All of us have a past and, to a certain extent, the experiences that we’ve had define who we are and where we are currently in our lives. We’ve probably all had meaningless flings, fancy our best mates or work colleagues, or thought that our partner’s dress sense could be immensely improved, but how much of this knowledge sharing is sensible and how much of it could be detrimental to the happiness of two people in a relationship?
Let me propose a few hypothetical situations:
- If you found your partner’s sibling really sexy and had fantasised about them on occasion, would you tell your partner about your attraction?
- If you previously had a fling with a colleague or a good mate and you are still friends with them, would you tell your partner about the past?
- If you knew that your partner has had a relatively small number of sexual partners compared to your impressive count, would you honestly tell them your number?

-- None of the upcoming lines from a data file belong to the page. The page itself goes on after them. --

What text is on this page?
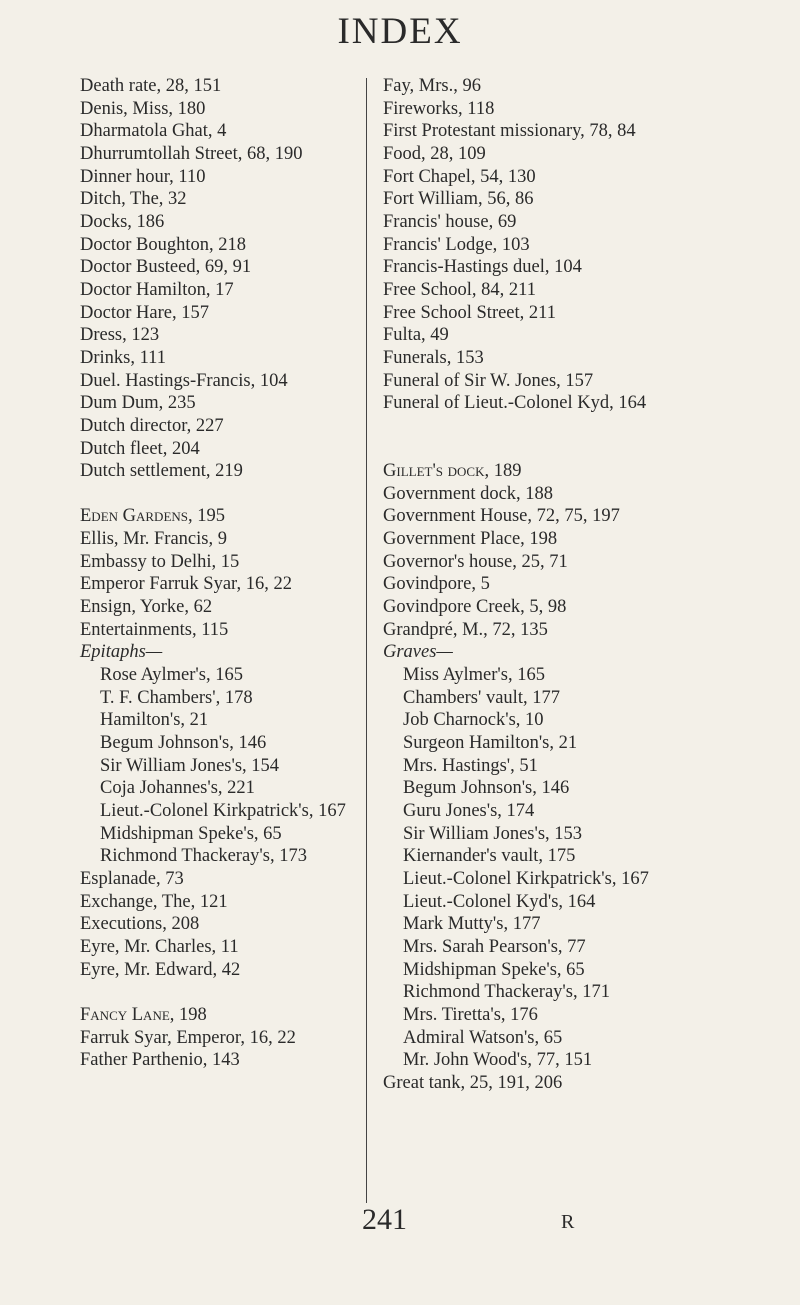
INDEX
Death rate, 28, 151
Denis, Miss, 180
Dharmatola Ghat, 4
Dhurrumtollah Street, 68, 190
Dinner hour, 110
Ditch, The, 32
Docks, 186
Doctor Boughton, 218
Doctor Busteed, 69, 91
Doctor Hamilton, 17
Doctor Hare, 157
Dress, 123
Drinks, 111
Duel. Hastings-Francis, 104
Dum Dum, 235
Dutch director, 227
Dutch fleet, 204
Dutch settlement, 219
Eden Gardens, 195
Ellis, Mr. Francis, 9
Embassy to Delhi, 15
Emperor Farruk Syar, 16, 22
Ensign, Yorke, 62
Entertainments, 115
Epitaphs—
Rose Aylmer's, 165
T. F. Chambers', 178
Hamilton's, 21
Begum Johnson's, 146
Sir William Jones's, 154
Coja Johannes's, 221
Lieut.-Colonel Kirkpatrick's, 167
Midshipman Speke's, 65
Richmond Thackeray's, 173
Esplanade, 73
Exchange, The, 121
Executions, 208
Eyre, Mr. Charles, 11
Eyre, Mr. Edward, 42
Fancy Lane, 198
Farruk Syar, Emperor, 16, 22
Father Parthenio, 143
Fay, Mrs., 96
Fireworks, 118
First Protestant missionary, 78, 84
Food, 28, 109
Fort Chapel, 54, 130
Fort William, 56, 86
Francis' house, 69
Francis' Lodge, 103
Francis-Hastings duel, 104
Free School, 84, 211
Free School Street, 211
Fulta, 49
Funerals, 153
Funeral of Sir W. Jones, 157
Funeral of Lieut.-Colonel Kyd, 164
Gillet's dock, 189
Government dock, 188
Government House, 72, 75, 197
Government Place, 198
Governor's house, 25, 71
Govindpore, 5
Govindpore Creek, 5, 98
Grandpré, M., 72, 135
Graves—
Miss Aylmer's, 165
Chambers' vault, 177
Job Charnock's, 10
Surgeon Hamilton's, 21
Mrs. Hastings', 51
Begum Johnson's, 146
Guru Jones's, 174
Sir William Jones's, 153
Kiernander's vault, 175
Lieut.-Colonel Kirkpatrick's, 167
Lieut.-Colonel Kyd's, 164
Mark Mutty's, 177
Mrs. Sarah Pearson's, 77
Midshipman Speke's, 65
Richmond Thackeray's, 171
Mrs. Tiretta's, 176
Admiral Watson's, 65
Mr. John Wood's, 77, 151
Great tank, 25, 191, 206
241	R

- If your partner had stacked on a few kilos recently and you no longer found them physically attractive, would you tell them to hit the treadmill or to forgo that extra helping of dessert?
Would you be frank and tell your partner the truth in any (or all) of these situations? Or would you keep your thoughts to yourself?

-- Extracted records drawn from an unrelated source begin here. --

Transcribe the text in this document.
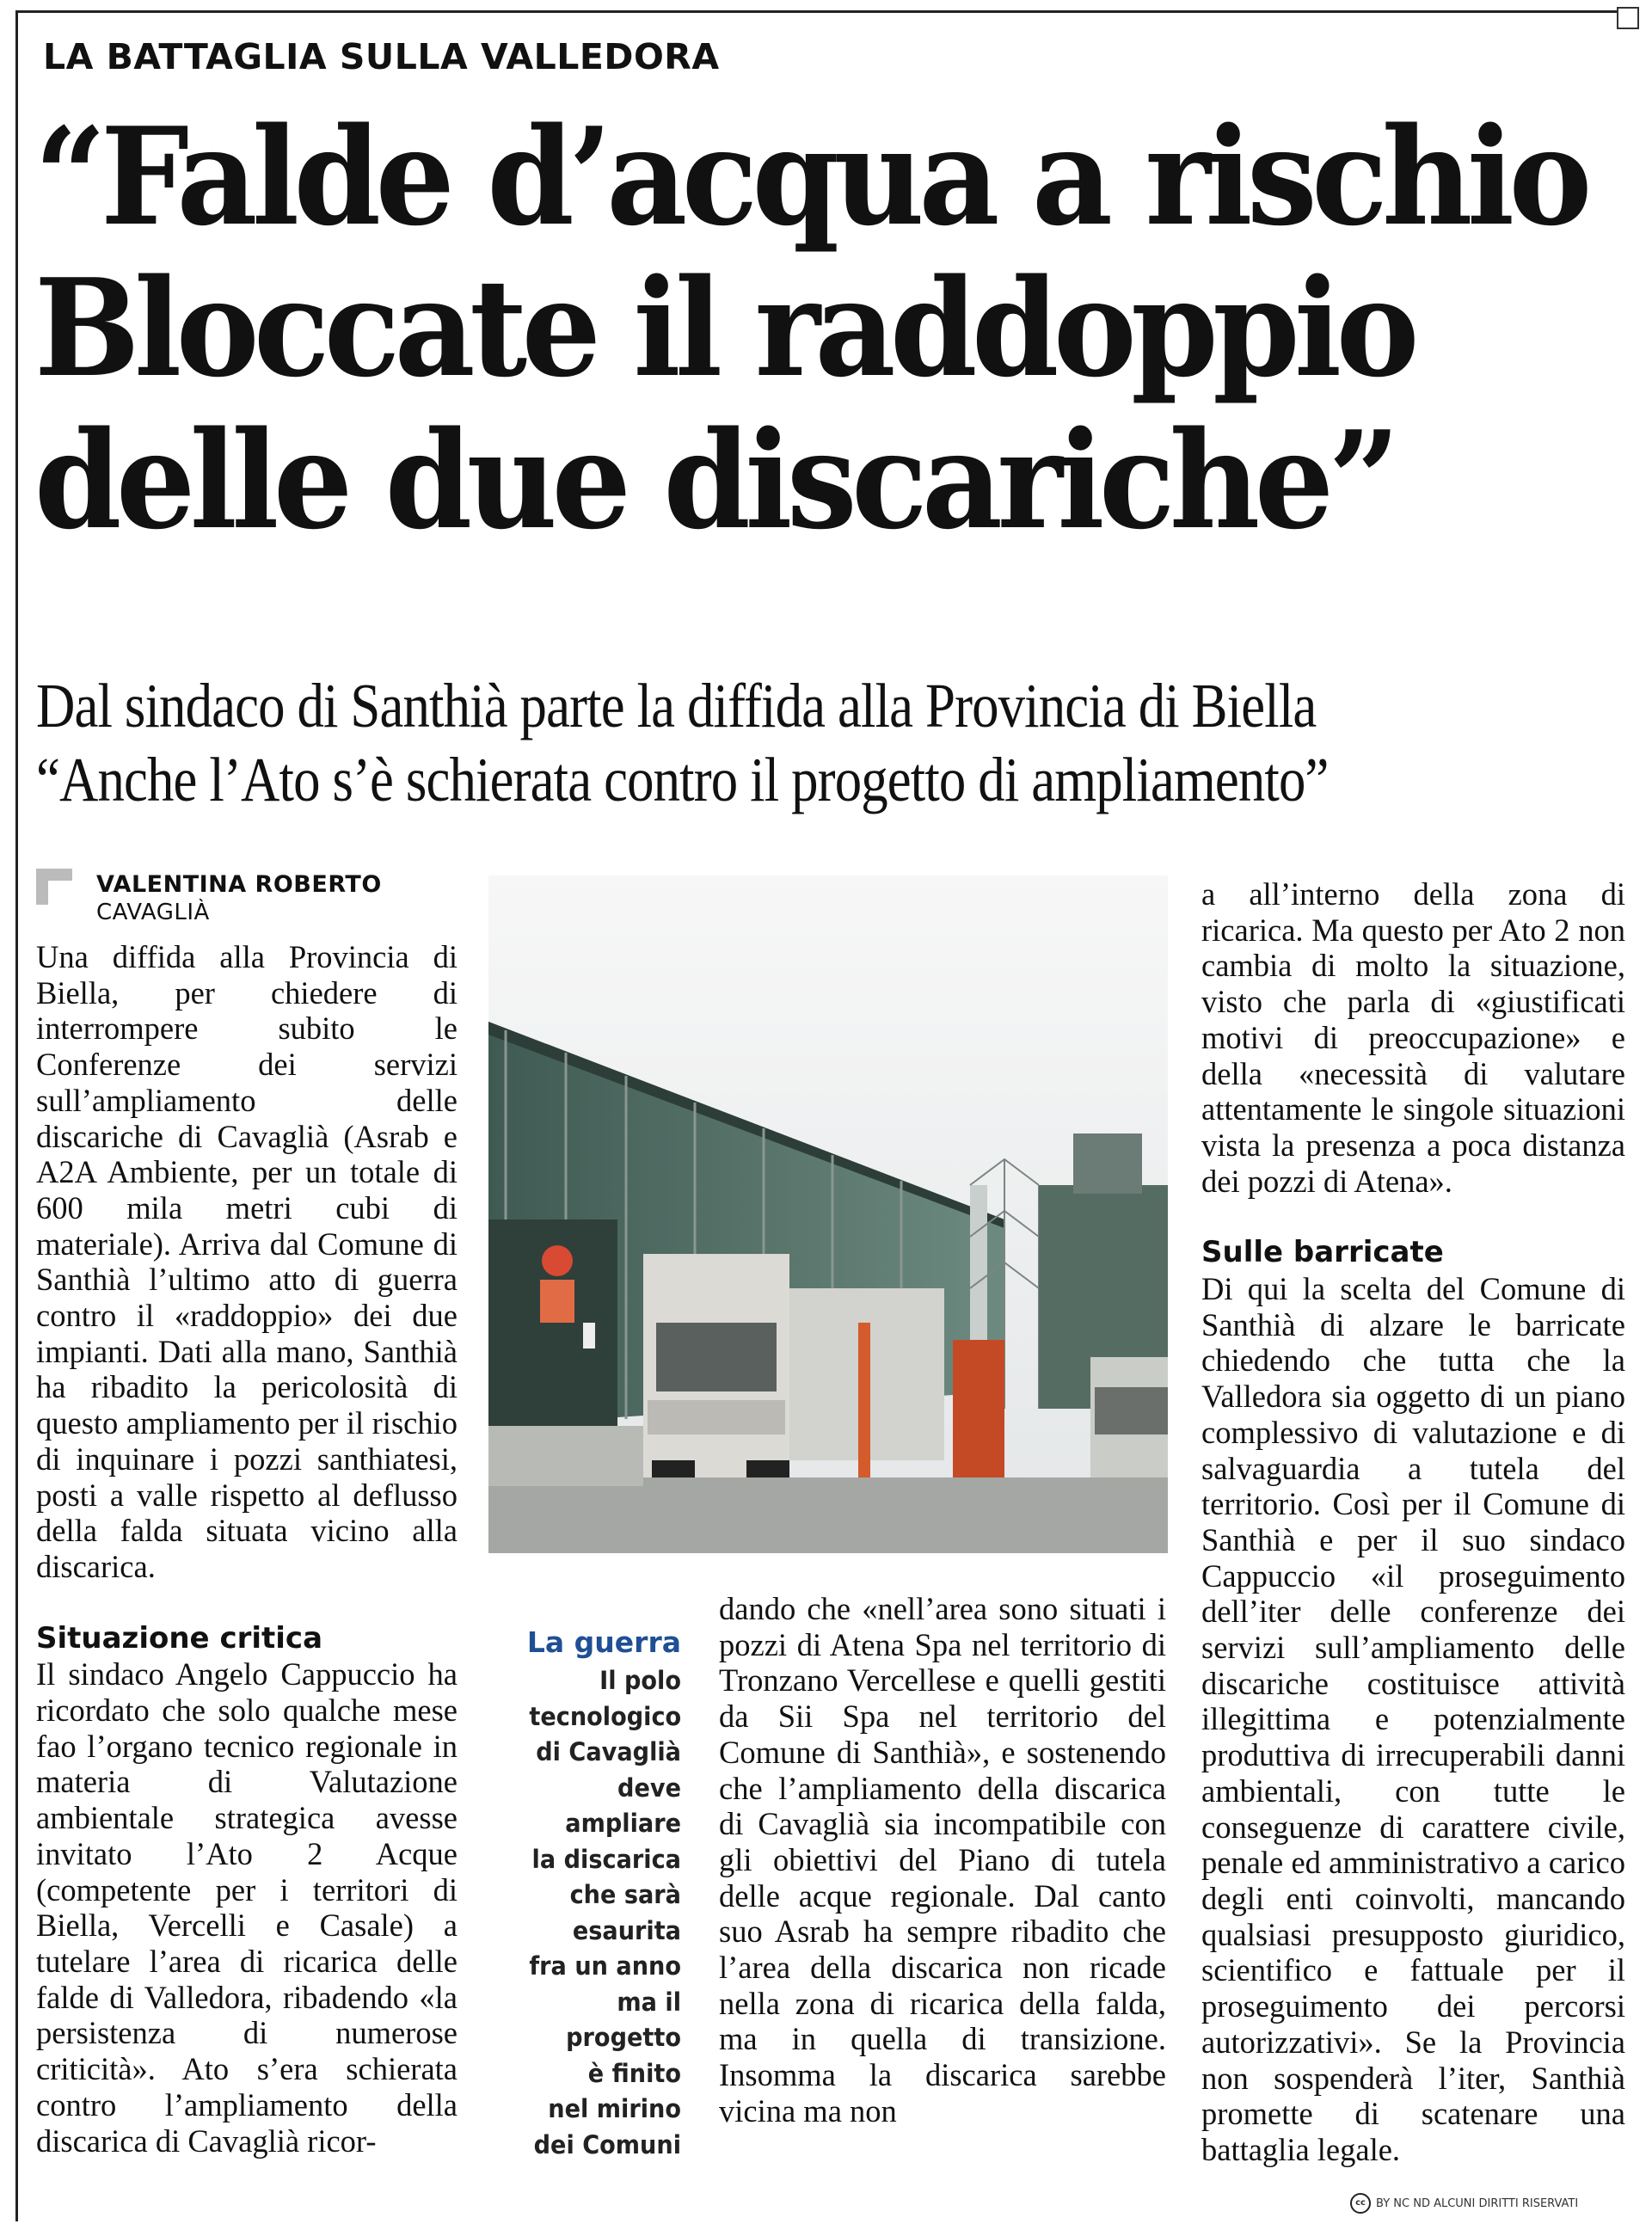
LA BATTAGLIA SULLA VALLEDORA
“Falde d’acqua a rischio
Bloccate il raddoppio
delle due discariche”
Dal sindaco di Santhià parte la diffida alla Provincia di Biella
“Anche l’Ato s’è schierata contro il progetto di ampliamento”
VALENTINA ROBERTO
CAVAGLIÀ

Una diffida alla Provincia di Biella, per chiedere di interrompere subito le Conferenze dei servizi sull’ampliamento delle discariche di Cavaglià (Asrab e A2A Ambiente, per un totale di 600 mila metri cubi di materiale). Arriva dal Comune di Santhià l’ultimo atto di guerra contro il «raddoppio» dei due impianti. Dati alla mano, Santhià ha ribadito la pericolosità di questo ampliamento per il rischio di inquinare i pozzi santhiatesi, posti a valle rispetto al deflusso della falda situata vicino alla discarica.

Situazione critica

Il sindaco Angelo Cappuccio ha ricordato che solo qualche mese fao l’organo tecnico regionale in materia di Valutazione ambientale strategica avesse invitato l’Ato 2 Acque (competente per i territori di Biella, Vercelli e Casale) a tutelare l’area di ricarica delle falde di Valledora, ribadendo «la persistenza di numerose criticità». Ato s’era schierata contro l’ampliamento della discarica di Cavaglià ricor-

La guerra
Il polo
tecnologico
di Cavaglià
deve
ampliare
la discarica
che sarà
esaurita
fra un anno
ma il
progetto
è finito
nel mirino
dei Comuni

dando che «nell’area sono situati i pozzi di Atena Spa nel territorio di Tronzano Vercellese e quelli gestiti da Sii Spa nel territorio del Comune di Santhià», e sostenendo che l’ampliamento della discarica di Cavaglià sia incompatibile con gli obiettivi del Piano di tutela delle acque regionale. Dal canto suo Asrab ha sempre ribadito che l’area della discarica non ricade nella zona di ricarica della falda, ma in quella di transizione. Insomma la discarica sarebbe vicina ma non

a all’interno della zona di ricarica. Ma questo per Ato 2 non cambia di molto la situazione, visto che parla di «giustificati motivi di preoccupazione» e della «necessità di valutare attentamente le singole situazioni vista la presenza a poca distanza dei pozzi di Atena».

Sulle barricate

Di qui la scelta del Comune di Santhià di alzare le barricate chiedendo che tutta che la Valledora sia oggetto di un piano complessivo di valutazione e di salvaguardia a tutela del territorio. Così per il Comune di Santhià e per il suo sindaco Cappuccio «il proseguimento dell’iter delle conferenze dei servizi sull’ampliamento delle discariche costituisce attività illegittima e potenzialmente produttiva di irrecuperabili danni ambientali, con tutte le conseguenze di carattere civile, penale ed amministrativo a carico degli enti coinvolti, mancando qualsiasi presupposto giuridico, scientifico e fattuale per il proseguimento dei percorsi autorizzativi». Se la Provincia non sospenderà l’iter, Santhià promette di scatenare una battaglia legale.

cc BY NC ND ALCUNI DIRITTI RISERVATI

In reality, it is important to think about why you would want to be open and honest in these situations. What benefit is there in telling your partner that their brother has a gorgeous smile like Matthew McConaughey, or that your one night stands number in triple digits? I daresay that there is absolutely no benefit to your partner in telling them any of these details, and the only benefit that you would gain is just the warm, fuzzy feeling you get inside because you simply love the idea of having an open and honest relationship. Even then, any benefit that you would gain from your honesty would probably be offset by the paranoia your partner would feel every time there was a family function, or the self-consciousness they would feel about their own bodies or the number of notches on their bedpost.
There are some people that want complete and open honesty in their relationships, and others that are comfortable with being blissfully ignorant about aspects of their partner’s sordid past or their thoughts and inclinations. Whichever you are, it is worthwhile thinking about your own motivations when it comes to revealing your own truths or fishing for those of your partner’s. Some things are probably better off left unknown.